Biography of Foekje Dillema: English summary

In the last century several dozen female athletes were expelled for life for having a Y-chromosome. Approximately one in 450 female athletes are phenotype female, but genotype male. In other words, look like women, but with both 'female' and 'male' DNA. It's a rare syndrome, but less rare on the track and tennis courts. Foekje Dillema (1928 - 2007) was one of the tragic cases in sports history. She refused to go to a madatory sex test and was expelled from competition for life.

Gender verification by the IAAF or the IOC is highly controversial. It's discriminatory and causes great trauma for girls who never doubted their gender. Foekje Dillema did not dare leave her house for two years after being expelled from competition in 1950. She refused to speak on the subject for the rest of her life. The latttest victim on gender testing was Caster Semeny. After a stop of 11 month she could compete again, the IAF stopped testing on chromosomes and started testing on Testosterone.

Until 1960 the girls had to undergo a gynaecological examination, the use of a buccal smear for sex chromatin was placed on the Olympic program in 1968. Most of the women (XY-women) had variants of androgen resistance, either complete or partial -- in which case, they were naturally resistant to the strength-promoting qualities of testosterone. Foekje probably had a very rare Genetic Mosaic of both XX (female) and XY (male) chromosomes, even maybe 47XXY and 46XX.

Foekje Dillema was born a girl in Friesland in 1928 and was raised a girl and lived her life as a woman. She and her family never doubted her gender: female. Dillema started running in 1948. She was named "athlete of the match" in 1949 after winning the 200-meters during a tournament in London. She was an important competitor of another Dutch athlete Fanny Blankers-Koen who won four gold medals during the 1948 Games and was voted "Female Athlete of the Century" by the IAF in 1999.

Fanny Blankers refused to compete against Foekje Dillema and never did in the 200 m. In 1950, Foekje broke Fanny's national record on the 200 m. The IAF introcuced a mandatory sextest for the European championships in Brussels agugust 23 (1950) for all participating athletes. Dillema refused to go to the test and was expelled from competition. The IAF suspected she was an intersex.

In 2008, a controversial posthumous DNA-test on cells found in her clothing indicated that she may have been a Genetic Mosaic. The Y-chromosome was found in approximately 30% of her skin cells. The SRY-gene on the Y is the testis determining factor, so Foekje may have had infertile testes palplable in her groins (instead of ovaries). These testes produce more testosterone than ovaries. Foekje had an operation on 'her glands' in 1952, her brothers and sisters were never informed about what they call a mysterious operation.

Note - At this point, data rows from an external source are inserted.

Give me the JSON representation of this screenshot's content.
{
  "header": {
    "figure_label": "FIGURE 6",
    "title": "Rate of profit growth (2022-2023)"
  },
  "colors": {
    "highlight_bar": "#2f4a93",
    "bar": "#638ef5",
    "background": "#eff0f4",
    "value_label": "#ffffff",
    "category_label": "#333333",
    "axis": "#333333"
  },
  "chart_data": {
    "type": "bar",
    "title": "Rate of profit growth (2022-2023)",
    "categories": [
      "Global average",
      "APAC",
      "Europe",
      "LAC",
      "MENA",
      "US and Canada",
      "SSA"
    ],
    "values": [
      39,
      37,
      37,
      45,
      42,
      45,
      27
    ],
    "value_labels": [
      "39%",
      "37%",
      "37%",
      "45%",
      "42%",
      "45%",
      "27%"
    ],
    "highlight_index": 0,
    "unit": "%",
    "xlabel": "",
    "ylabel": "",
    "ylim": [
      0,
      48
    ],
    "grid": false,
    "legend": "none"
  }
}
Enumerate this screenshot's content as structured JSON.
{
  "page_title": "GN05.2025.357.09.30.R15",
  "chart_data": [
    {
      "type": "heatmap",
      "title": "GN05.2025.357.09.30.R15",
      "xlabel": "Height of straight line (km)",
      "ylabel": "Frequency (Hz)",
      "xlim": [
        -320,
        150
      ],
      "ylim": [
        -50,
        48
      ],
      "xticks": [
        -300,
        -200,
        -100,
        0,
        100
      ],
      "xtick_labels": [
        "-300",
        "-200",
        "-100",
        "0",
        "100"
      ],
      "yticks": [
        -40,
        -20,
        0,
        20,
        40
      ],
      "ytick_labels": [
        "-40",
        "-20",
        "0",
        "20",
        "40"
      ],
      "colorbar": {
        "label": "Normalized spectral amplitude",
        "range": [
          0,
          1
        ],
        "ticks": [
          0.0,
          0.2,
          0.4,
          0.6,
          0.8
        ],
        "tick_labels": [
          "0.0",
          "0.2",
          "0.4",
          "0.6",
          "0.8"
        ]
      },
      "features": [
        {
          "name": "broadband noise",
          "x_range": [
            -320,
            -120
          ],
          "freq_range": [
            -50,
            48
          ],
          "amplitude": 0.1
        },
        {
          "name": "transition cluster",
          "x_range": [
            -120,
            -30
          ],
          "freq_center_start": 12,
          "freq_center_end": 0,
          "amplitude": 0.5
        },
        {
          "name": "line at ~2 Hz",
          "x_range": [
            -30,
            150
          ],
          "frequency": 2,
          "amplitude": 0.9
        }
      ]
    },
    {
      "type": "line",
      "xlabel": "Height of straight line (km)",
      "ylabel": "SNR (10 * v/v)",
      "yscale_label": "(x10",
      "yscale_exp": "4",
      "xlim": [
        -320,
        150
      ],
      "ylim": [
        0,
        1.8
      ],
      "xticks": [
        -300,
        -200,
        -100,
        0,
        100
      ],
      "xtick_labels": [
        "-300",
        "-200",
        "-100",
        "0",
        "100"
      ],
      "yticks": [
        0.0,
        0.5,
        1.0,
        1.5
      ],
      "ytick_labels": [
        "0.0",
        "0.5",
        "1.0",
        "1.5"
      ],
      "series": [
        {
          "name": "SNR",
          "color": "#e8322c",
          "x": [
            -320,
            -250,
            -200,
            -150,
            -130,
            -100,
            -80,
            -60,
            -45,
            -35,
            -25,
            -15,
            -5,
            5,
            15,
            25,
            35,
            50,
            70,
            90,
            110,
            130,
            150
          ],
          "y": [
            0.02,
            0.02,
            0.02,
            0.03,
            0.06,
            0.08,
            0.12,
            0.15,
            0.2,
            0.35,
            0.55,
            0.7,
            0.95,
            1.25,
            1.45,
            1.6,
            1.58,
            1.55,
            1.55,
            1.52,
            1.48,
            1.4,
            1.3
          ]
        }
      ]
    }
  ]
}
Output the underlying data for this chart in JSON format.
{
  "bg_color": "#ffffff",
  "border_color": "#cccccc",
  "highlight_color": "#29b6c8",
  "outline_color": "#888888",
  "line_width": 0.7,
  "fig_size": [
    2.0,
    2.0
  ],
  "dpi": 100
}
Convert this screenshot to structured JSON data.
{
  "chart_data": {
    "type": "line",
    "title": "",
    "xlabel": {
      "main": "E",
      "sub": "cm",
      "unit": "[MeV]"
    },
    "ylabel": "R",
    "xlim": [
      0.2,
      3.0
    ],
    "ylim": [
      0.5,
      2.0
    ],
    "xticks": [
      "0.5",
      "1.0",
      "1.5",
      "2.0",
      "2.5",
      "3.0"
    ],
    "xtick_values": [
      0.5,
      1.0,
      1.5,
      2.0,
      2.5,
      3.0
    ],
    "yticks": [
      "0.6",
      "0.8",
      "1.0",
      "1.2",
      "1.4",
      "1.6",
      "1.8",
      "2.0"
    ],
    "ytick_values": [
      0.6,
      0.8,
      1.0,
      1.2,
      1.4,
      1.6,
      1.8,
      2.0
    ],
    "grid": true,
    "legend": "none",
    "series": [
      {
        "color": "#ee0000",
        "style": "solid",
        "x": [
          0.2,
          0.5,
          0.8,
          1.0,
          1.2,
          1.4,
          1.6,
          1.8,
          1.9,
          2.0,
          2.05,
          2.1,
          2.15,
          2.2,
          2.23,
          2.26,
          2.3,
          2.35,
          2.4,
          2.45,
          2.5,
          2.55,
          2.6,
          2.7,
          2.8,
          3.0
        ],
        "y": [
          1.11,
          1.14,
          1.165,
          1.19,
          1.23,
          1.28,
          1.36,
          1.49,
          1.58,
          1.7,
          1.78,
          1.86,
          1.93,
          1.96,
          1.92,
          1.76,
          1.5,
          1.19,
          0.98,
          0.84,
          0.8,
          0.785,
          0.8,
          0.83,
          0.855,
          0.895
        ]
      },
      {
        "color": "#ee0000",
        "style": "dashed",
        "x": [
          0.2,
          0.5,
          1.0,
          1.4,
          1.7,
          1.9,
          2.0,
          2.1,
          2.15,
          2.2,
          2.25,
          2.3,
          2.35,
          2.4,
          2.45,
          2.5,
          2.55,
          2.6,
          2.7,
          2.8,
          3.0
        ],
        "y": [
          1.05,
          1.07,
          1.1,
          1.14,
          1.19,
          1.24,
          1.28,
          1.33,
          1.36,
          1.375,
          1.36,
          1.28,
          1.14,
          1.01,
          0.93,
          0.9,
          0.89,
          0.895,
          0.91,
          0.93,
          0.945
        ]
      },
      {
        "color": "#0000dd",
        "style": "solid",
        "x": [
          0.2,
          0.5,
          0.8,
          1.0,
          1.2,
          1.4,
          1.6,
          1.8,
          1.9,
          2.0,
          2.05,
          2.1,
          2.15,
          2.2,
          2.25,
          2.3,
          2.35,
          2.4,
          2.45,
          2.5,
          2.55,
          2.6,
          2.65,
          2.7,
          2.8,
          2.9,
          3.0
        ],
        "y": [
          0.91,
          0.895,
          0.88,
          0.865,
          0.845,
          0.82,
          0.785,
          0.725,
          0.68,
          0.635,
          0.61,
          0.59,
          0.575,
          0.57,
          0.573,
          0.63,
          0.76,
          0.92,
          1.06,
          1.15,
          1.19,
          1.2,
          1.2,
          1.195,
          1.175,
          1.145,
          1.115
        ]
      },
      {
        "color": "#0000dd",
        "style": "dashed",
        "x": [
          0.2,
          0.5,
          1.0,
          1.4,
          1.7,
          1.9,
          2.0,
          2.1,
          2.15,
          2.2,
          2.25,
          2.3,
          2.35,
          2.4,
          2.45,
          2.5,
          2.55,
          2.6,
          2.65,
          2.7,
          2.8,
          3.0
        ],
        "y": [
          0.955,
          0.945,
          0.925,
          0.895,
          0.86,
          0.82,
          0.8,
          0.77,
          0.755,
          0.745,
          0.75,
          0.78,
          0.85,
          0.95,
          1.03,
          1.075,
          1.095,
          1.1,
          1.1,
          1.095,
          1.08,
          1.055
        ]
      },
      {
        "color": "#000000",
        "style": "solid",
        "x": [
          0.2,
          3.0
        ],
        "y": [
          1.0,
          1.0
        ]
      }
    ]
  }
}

The operation on Foekje might have been gonadectomy (removal of the testes). In the history of gendertesting many girls were expelled from competition on having a Y-chromosome.

After being expelled Foekje lived a quiet life in a small village in Friesland (the Netherlands). Although several journalists tried to unveil the story behind the test, no one ever spoke on the subject again. In 2008 her biography was published in the Netherlands.

Gender verification causes substantial harm to women athletes born with rare genetic syndromes. The testosterone test that was introduced in 2012 by the IOC is still discrimanating on woman. There is no decisively link between hyperandrogenism and sporting ability. High testosterone levels do not create an unfair advantage. It is about time the Olympic Commity stops this immoral practice.